J’ai rejoint mes amis à Beaune le vendredi 31 décembre à midi et l’après-midi a été consacrée aux derniers courses qu’ils avaient déjà débuté le matin par l’achat  du vin et du champagne chez Denis Perret et ensuite chez Aegerter, et de verrines chez notre habituel et excellentissime charcutier beaunois, Penaud rue Carnot dans le centre ville. Cependant, nous sommes retournés chez Penaud car ils avaient oublié l’essentiel, le jambon persillé que je n’avais pas goûté depuis le mois de juillet. Et il est quasiment sacrilège de venir à Beaune sans déguster sa part de jambon persillé de chez Penaud.

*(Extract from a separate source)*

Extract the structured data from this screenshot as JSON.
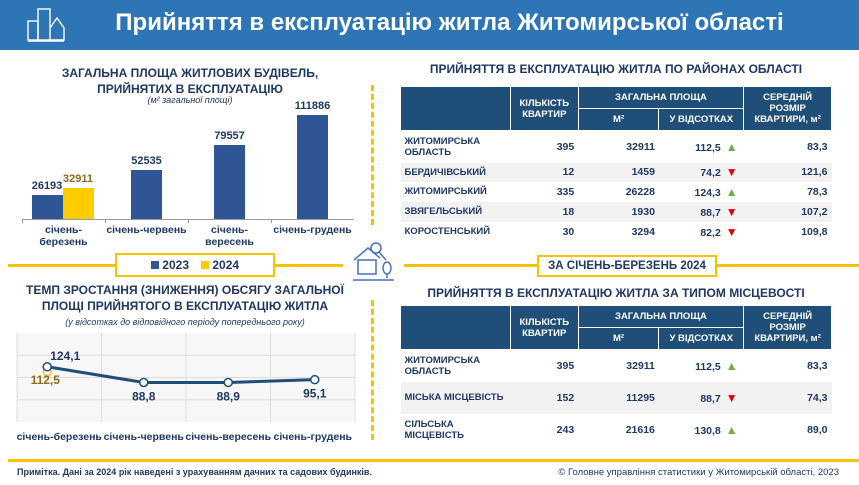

Nous avons ensuite observé la vendeuse de chez Bouché effectuer son calcul mental pour additionner notre commande de petits gâteaux et annoncer le résultat à la patronne. Aucune vérification de l’exactitude du calcul n’est faite alors qu’il doit être bien difficile de faire ainsi un rapide calcul de tête sans se tromper avec les clients qui se bousculent pour leur commande de fêtes. Même les courses au Leclerc de Beaune avaient une saveur particulière puisqu’au lieu de nommer communément les allées du parking par des lettres, ces dernières portent le nom d’un vin de la région : Ladoix, Meursault, Aloxe Corton…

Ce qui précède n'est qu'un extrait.